Security researchers have found yet another exploit on the Amazon cloud computing platform through the Elasticsearch distributed search engine tool. According to analysis, hackers are able to gain access to the search engine to deploy a battalion of botnets on Amazon cloud.
The vulnerability should be a cause of alarm and, therefore, merits the attention of enterprises because it could manipulate Amazon cloud platforms in an attempt to launch distributed denial of service attacks against hundreds of thousands of websites.
Amazon cloud users can a representational state transfer API to search various documents through Elasticsearch, an open-source search engine server built based on Java. It is more popular among cloud environments for its distributed architecture that enables multiple nodes.
Researchers found security issues on the versions 1.1.x of Elasticsearch because its API scripting lacks a mechanism to authenticate access and a sandbox security infrastructure. Therefore, anyone, including hackers, can penetrate Elasticsearch just so easy.
After that, attackers could carry out several malicious activities using Elasticsearch’s scripting capability such as carrying out arbitrary code on the server. As of now there is no patch coming from the developers of Elasticsearch. Nonetheless, versions 1.2.0 and up are safe from being exploited by hackers.
New offshoots of Mayday Trojan for Linux has been spotted over the past week and the malware already launched DDoS attacks against targets DNS amplification.
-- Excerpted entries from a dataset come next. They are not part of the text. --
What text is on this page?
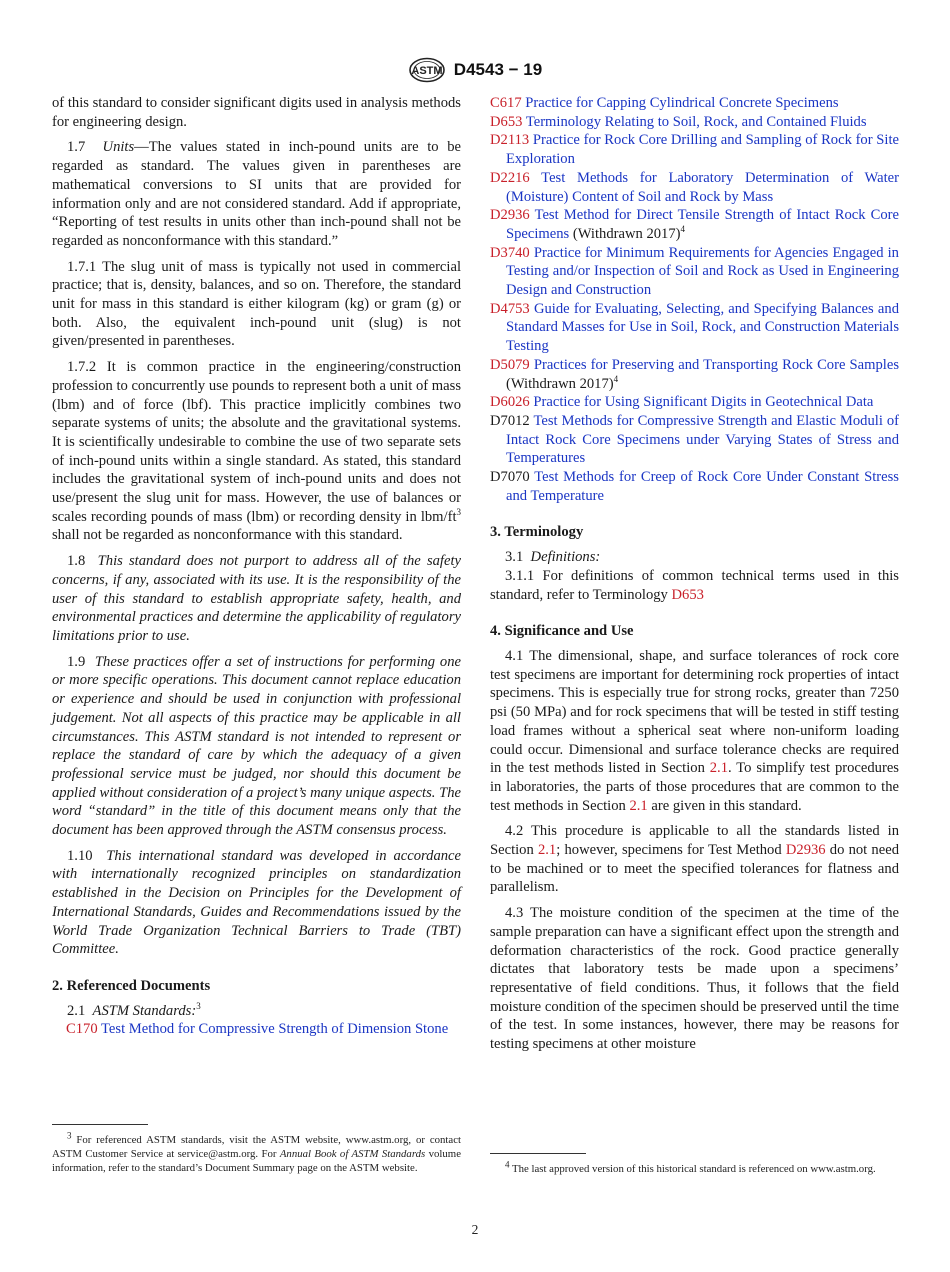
ASTM D4543 − 19

of this standard to consider significant digits used in analysis methods for engineering design.

1.7 Units—The values stated in inch-pound units are to be regarded as standard. The values given in parentheses are mathematical conversions to SI units that are provided for information only and are not considered standard. Add if appropriate, “Reporting of test results in units other than inch-pound shall not be regarded as nonconformance with this standard.”

1.7.1 The slug unit of mass is typically not used in commercial practice; that is, density, balances, and so on. Therefore, the standard unit for mass in this standard is either kilogram (kg) or gram (g) or both. Also, the equivalent inch-pound unit (slug) is not given/presented in parentheses.

1.7.2 It is common practice in the engineering/construction profession to concurrently use pounds to represent both a unit of mass (lbm) and of force (lbf). This practice implicitly combines two separate systems of units; the absolute and the gravitational systems. It is scientifically undesirable to combine the use of two separate sets of inch-pound units within a single standard. As stated, this standard includes the gravitational system of inch-pound units and does not use/present the slug unit for mass. However, the use of balances or scales recording pounds of mass (lbm) or recording density in lbm/$ft^3$ shall not be regarded as nonconformance with this standard.

1.8 This standard does not purport to address all of the safety concerns, if any, associated with its use. It is the responsibility of the user of this standard to establish appropriate safety, health, and environmental practices and determine the applicability of regulatory limitations prior to use.

1.9 These practices offer a set of instructions for performing one or more specific operations. This document cannot replace education or experience and should be used in conjunction with professional judgement. Not all aspects of this practice may be applicable in all circumstances. This ASTM standard is not intended to represent or replace the standard of care by which the adequacy of a given professional service must be judged, nor should this document be applied without consideration of a project’s many unique aspects. The word “standard” in the title of this document means only that the document has been approved through the ASTM consensus process.

1.10 This international standard was developed in accordance with internationally recognized principles on standardization established in the Decision on Principles for the Development of International Standards, Guides and Recommendations issued by the World Trade Organization Technical Barriers to Trade (TBT) Committee.

2. Referenced Documents

2.1 ASTM Standards:$^3$

C170 Test Method for Compressive Strength of Dimension Stone
C617 Practice for Capping Cylindrical Concrete Specimens
D653 Terminology Relating to Soil, Rock, and Contained Fluids
D2113 Practice for Rock Core Drilling and Sampling of Rock for Site Exploration
D2216 Test Methods for Laboratory Determination of Water (Moisture) Content of Soil and Rock by Mass
D2936 Test Method for Direct Tensile Strength of Intact Rock Core Specimens (Withdrawn 2017)$^4$
D3740 Practice for Minimum Requirements for Agencies Engaged in Testing and/or Inspection of Soil and Rock as Used in Engineering Design and Construction
D4753 Guide for Evaluating, Selecting, and Specifying Balances and Standard Masses for Use in Soil, Rock, and Construction Materials Testing
D5079 Practices for Preserving and Transporting Rock Core Samples (Withdrawn 2017)$^4$
D6026 Practice for Using Significant Digits in Geotechnical Data
D7012 Test Methods for Compressive Strength and Elastic Moduli of Intact Rock Core Specimens under Varying States of Stress and Temperatures
D7070 Test Methods for Creep of Rock Core Under Constant Stress and Temperature
3. Terminology

3.1 Definitions:

3.1.1 For definitions of common technical terms used in this standard, refer to Terminology D653

4. Significance and Use

4.1 The dimensional, shape, and surface tolerances of rock core test specimens are important for determining rock properties of intact specimens. This is especially true for strong rocks, greater than 7250 psi (50 MPa) and for rock specimens that will be tested in stiff testing load frames without a spherical seat where non-uniform loading could occur. Dimensional and surface tolerance checks are required in the test methods listed in Section 2.1. To simplify test procedures in laboratories, the parts of those procedures that are common to the test methods in Section 2.1 are given in this standard.

4.2 This procedure is applicable to all the standards listed in Section 2.1; however, specimens for Test Method D2936 do not need to be machined or to meet the specified tolerances for flatness and parallelism.

4.3 The moisture condition of the specimen at the time of the sample preparation can have a significant effect upon the strength and deformation characteristics of the rock. Good practice generally dictates that laboratory tests be made upon a specimens’ representative of field conditions. Thus, it follows that the field moisture condition of the specimen should be preserved until the time of the test. In some instances, however, there may be reasons for testing specimens at other moisture

$^3$ For referenced ASTM standards, visit the ASTM website, www.astm.org, or contact ASTM Customer Service at service@astm.org. For Annual Book of ASTM Standards volume information, refer to the standard’s Document Summary page on the ASTM website.	$^4$ The last approved version of this historical standard is referenced on www.astm.org.

2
A Mayday variant was reported to be running on an Amazon server that has been compromised through the Elasticsearch exploit, though there are other platforms that could have been potentially manipulated. However, the Mayday variant did not resort to DNS amplification on the compromised EC2 instances. Instead it was used to launch attacks by flooding several websites with UDP traffic. As a result, many regional banking institutions in the United States and electronics companies in Japan had to transfer their IP addresses to DDoS mitigation service vendors.
The Amazon EC2-run virtual machines were also reported to have been attacked by hackers through a CVE-2014-3120 exploit in the 1.1.x versions of Elasticsearch. Researchers observed that many commercial enterprises still use those versions.
According also to security researchers, attackers have changed proof-of-concept exploit code for CVE-2014-3120 to install a Web shell developed based on Perl. A Web shell is a script that enables hackers to deploy Linux shell commands backdoor through the Web. The script was then further manipulated to download a fresh variant of the Mayday DDoS botnet.
Amazon has already notified its customers about the issue.